Категория: Страшно интересно, Дата: 31-01-2012, 00:00, Просмотры: 0

Апология смерти и “метафизика ужаса” занимают видное место в культуре ХХ века. Это связано, прежде всего, с такими трагическими событиями как первая и вторая мировые войны.

Возведение смерти в Абсолют выросло до масштабов гигантского социального явления, стало феноменом массовой культуры. Взять хотя бы эти фильмы ужасов. Да и не только они. Вспоминается французский фильм “Дива”. Обыкновенный фильм, не относящийся к разряду фильмов ужаса. И что же? На протяжении полутора часов в нем совершается множество убийств и притом с легкостью необыкновенной. Такое впечатление, будто не людей убивают, а семечки щелкают или консервные банки вскрывают. Жутко становится на душе. Неужели жизнь человека и в самом деле — копейка? Демонстрируемые в фильмах многочисленные сцены насилия и убийства вольно или невольно воспитывают зрителя в духе философии “бытие перед лицом смерти”, т.е. постоянной обращенности сознания к смерти.

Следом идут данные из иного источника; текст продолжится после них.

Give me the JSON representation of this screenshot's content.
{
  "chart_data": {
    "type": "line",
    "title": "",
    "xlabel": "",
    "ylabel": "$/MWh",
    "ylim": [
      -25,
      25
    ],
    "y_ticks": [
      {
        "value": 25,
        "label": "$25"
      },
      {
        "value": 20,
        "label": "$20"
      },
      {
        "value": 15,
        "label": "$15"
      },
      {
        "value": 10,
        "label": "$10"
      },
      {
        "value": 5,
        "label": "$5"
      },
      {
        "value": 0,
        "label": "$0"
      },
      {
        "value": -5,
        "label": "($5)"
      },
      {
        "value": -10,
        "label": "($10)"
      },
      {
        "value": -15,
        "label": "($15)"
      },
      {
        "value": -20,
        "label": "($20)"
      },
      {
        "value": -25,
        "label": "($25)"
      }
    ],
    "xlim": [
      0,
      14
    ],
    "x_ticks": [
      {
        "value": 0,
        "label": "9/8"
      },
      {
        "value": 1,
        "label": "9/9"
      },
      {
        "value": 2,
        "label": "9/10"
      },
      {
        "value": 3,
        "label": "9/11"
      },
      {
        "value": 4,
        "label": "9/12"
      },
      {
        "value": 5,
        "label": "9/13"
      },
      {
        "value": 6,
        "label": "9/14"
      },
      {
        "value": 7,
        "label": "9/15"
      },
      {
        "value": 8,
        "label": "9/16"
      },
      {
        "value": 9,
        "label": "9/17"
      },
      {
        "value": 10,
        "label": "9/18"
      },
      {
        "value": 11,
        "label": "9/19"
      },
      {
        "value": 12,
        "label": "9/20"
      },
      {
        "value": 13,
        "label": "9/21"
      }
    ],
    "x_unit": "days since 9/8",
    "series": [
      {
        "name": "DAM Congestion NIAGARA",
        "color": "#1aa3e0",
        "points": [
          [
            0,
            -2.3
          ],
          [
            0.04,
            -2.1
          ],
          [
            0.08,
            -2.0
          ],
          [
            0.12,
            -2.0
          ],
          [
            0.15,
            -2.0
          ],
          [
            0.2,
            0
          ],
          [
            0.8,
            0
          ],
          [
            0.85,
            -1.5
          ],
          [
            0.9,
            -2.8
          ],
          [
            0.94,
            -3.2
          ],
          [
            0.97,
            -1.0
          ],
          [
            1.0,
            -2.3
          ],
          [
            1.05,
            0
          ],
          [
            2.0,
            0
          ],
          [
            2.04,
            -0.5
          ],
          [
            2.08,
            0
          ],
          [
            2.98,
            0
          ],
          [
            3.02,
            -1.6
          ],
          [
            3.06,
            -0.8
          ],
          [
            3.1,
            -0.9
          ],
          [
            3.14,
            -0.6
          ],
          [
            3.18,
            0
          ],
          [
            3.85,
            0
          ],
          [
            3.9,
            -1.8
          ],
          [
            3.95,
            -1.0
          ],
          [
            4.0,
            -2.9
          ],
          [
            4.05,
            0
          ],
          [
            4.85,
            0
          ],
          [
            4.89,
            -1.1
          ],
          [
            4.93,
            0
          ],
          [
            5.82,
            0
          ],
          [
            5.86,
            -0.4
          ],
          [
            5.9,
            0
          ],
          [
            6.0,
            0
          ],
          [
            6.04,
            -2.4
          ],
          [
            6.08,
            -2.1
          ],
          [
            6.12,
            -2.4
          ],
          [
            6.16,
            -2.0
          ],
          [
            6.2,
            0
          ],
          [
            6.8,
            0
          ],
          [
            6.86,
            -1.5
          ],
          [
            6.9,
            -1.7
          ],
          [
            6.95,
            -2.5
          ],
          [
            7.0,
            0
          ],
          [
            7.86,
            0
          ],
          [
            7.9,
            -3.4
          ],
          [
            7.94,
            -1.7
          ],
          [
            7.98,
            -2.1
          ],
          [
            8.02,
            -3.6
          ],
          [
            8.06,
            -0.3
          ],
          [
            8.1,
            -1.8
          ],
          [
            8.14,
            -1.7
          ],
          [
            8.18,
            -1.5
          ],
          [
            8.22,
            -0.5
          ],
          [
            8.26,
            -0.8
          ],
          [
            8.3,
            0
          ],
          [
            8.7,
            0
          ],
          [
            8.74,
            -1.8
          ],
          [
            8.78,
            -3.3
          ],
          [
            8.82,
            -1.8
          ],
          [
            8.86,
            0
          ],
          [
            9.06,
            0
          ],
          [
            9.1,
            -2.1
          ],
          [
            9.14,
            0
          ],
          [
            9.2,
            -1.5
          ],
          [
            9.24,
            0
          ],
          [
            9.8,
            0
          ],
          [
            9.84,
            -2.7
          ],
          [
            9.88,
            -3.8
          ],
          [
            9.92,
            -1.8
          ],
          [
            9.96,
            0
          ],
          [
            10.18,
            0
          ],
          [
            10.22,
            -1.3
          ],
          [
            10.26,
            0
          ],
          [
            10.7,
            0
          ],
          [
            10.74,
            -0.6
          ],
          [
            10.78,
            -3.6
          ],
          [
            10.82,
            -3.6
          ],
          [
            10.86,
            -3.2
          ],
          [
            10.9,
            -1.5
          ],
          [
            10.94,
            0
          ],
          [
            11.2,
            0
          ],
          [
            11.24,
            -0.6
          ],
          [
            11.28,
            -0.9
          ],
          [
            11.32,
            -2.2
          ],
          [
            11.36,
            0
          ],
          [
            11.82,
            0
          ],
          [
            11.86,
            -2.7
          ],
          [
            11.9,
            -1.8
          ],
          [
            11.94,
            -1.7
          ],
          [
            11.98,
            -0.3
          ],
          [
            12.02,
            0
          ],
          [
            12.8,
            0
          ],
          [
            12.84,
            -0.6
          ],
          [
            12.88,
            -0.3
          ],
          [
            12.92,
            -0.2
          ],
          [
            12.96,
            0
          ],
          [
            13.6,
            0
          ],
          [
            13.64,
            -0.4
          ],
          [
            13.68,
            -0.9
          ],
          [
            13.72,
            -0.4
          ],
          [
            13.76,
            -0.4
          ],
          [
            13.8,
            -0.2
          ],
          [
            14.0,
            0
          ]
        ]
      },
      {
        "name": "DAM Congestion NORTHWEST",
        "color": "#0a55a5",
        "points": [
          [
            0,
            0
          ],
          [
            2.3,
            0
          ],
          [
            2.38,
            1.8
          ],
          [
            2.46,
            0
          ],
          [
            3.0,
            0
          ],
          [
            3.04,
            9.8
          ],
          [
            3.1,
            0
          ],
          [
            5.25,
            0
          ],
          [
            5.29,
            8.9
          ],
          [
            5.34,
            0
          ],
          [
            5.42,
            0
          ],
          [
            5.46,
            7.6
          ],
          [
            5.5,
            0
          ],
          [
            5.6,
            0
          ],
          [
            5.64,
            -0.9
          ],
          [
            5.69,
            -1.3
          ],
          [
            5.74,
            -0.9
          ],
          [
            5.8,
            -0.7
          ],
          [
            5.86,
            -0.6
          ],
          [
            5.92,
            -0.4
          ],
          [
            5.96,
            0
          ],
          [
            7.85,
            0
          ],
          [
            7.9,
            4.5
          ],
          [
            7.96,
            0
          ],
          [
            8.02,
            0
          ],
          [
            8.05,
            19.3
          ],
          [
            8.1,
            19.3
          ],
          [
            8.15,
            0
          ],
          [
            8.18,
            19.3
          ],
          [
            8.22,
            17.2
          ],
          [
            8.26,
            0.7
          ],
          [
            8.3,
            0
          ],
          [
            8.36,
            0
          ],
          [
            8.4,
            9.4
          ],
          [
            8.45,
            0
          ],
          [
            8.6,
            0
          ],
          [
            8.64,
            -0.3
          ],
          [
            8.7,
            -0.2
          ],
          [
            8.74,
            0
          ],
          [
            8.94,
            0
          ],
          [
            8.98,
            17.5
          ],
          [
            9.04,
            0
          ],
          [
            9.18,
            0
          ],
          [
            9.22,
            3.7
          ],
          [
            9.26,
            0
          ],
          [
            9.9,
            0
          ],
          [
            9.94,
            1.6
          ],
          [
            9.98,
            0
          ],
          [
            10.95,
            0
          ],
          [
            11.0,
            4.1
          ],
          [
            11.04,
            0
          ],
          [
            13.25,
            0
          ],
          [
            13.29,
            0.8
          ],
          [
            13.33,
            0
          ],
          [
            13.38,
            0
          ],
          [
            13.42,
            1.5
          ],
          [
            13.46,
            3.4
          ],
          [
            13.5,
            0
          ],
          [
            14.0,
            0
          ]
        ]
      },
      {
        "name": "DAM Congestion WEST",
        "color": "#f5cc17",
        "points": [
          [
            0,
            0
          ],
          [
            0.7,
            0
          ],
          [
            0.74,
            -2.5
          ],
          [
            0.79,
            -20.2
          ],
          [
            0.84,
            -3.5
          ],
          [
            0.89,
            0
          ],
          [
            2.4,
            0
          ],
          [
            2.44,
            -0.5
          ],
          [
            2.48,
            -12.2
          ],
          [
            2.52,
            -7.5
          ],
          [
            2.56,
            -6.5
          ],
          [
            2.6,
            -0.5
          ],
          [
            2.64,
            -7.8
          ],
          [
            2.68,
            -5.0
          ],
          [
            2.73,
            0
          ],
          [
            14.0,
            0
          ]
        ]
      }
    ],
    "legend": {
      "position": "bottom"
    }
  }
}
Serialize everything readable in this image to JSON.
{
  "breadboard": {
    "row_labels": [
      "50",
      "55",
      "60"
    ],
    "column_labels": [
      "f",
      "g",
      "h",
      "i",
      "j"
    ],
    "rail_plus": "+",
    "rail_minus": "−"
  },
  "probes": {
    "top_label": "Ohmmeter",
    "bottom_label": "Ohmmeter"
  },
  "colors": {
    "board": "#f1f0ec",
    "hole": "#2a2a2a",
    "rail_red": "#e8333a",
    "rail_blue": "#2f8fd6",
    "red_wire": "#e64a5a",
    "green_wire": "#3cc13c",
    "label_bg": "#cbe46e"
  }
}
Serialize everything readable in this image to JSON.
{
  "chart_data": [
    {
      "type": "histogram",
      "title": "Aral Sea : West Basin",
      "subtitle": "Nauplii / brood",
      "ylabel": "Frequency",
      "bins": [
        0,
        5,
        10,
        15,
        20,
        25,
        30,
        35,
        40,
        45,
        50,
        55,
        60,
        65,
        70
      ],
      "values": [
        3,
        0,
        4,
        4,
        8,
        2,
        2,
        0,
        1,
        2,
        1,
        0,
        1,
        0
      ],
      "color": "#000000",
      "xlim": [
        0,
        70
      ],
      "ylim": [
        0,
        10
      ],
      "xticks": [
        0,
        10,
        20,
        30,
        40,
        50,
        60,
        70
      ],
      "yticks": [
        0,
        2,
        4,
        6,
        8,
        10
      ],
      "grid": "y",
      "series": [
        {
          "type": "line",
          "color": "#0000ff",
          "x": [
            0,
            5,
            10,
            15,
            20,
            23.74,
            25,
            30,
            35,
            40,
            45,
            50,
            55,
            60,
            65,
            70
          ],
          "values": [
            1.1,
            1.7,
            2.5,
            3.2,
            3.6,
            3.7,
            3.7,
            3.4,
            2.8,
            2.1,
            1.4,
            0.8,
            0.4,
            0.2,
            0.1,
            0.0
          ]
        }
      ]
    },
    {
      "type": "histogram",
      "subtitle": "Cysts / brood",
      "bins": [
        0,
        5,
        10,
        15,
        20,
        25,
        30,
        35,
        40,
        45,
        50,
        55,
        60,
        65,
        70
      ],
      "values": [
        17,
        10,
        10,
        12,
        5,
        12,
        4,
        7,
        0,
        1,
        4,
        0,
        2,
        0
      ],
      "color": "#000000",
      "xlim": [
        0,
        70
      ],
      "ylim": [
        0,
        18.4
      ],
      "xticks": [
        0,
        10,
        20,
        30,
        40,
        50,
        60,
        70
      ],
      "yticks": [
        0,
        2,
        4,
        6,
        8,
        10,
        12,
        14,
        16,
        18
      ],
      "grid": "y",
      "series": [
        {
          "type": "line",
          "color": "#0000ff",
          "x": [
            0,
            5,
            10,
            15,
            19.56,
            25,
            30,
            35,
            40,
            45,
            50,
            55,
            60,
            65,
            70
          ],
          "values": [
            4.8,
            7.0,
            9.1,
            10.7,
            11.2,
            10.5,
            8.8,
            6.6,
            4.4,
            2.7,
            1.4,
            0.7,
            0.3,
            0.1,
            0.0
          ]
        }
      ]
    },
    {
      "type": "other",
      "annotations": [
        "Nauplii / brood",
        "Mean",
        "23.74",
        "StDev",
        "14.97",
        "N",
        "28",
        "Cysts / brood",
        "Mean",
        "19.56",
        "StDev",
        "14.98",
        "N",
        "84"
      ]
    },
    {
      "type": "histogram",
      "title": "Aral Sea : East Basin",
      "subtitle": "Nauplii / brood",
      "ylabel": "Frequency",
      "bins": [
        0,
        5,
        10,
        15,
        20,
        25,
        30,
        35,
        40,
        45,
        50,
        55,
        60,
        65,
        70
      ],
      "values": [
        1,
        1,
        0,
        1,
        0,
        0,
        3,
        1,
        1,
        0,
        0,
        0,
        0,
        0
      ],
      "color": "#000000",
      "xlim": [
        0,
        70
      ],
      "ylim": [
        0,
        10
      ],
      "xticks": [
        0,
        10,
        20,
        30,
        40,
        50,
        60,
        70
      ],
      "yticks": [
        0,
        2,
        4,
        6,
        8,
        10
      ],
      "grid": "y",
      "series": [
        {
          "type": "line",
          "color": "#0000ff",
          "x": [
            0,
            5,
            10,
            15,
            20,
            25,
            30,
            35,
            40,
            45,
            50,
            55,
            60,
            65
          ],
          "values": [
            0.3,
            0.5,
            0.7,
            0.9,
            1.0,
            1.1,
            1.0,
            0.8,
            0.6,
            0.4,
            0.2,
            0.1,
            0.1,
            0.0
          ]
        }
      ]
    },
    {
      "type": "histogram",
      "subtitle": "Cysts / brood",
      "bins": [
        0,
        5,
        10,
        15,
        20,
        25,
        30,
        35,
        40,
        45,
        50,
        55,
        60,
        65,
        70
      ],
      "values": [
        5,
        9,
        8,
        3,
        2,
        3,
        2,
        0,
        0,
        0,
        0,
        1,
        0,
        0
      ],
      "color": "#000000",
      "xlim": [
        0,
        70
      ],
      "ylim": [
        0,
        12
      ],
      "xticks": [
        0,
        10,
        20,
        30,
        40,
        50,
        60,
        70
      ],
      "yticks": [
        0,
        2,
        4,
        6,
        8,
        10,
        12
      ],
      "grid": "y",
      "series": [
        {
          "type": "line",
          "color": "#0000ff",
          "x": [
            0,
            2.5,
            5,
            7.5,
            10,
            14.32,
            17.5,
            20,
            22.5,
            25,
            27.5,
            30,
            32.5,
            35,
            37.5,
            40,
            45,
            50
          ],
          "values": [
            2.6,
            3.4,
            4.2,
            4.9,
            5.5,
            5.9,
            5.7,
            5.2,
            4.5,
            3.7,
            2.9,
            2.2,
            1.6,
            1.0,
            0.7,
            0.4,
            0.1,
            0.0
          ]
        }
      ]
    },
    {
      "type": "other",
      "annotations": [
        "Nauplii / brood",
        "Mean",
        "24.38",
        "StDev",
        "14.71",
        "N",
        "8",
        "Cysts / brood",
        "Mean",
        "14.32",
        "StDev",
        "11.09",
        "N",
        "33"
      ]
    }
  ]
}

Дело не только в фильмах. Современная культура заражена трупным ядом абсолютизации смерти, смертной природы человека. В ней весьма значительны апокалипсические, человекоубийственные настроения. Если в прошлом веке философы провозглашали “бог умер”, то в нынешнем столетии некоторые кликушествуют: “человек умер”. Ю.Н. Давыдов в книге “Этика любви и метафизика своеволия” подверг тщательному анализу этот феномен современной культуры, показал его истоки и всю его опасность. В главе с характерным названием “Метафизика ужаса” он пишет:

“Феномен страха нельзя считать ни локальным или периферийным, ни поверхностным или мимолетным явлением культуры... Об этом говорит уже простой факт глубокой укорененности в ней целой отрасли “духовного производства”, специализирующейся на извлечении “эстетического” и всякого иного эффекта из демонстрации ужасного и чудовищного”(20).

Ю.Н. Давыдов убедительно показывает, что в нагнетании атмосферы страха повинны и философы, те, кто стремится “представить Смерть единственным абсолютом”, а “беспредельный Страх перед нею — истинно человеческим отношением к бытию”. Возник заколдованный круг: “”метафизика ужаса” ссылается на “ужасную жизнь”, последняя же снова отправляет нас к “метафизике ужаса””(21).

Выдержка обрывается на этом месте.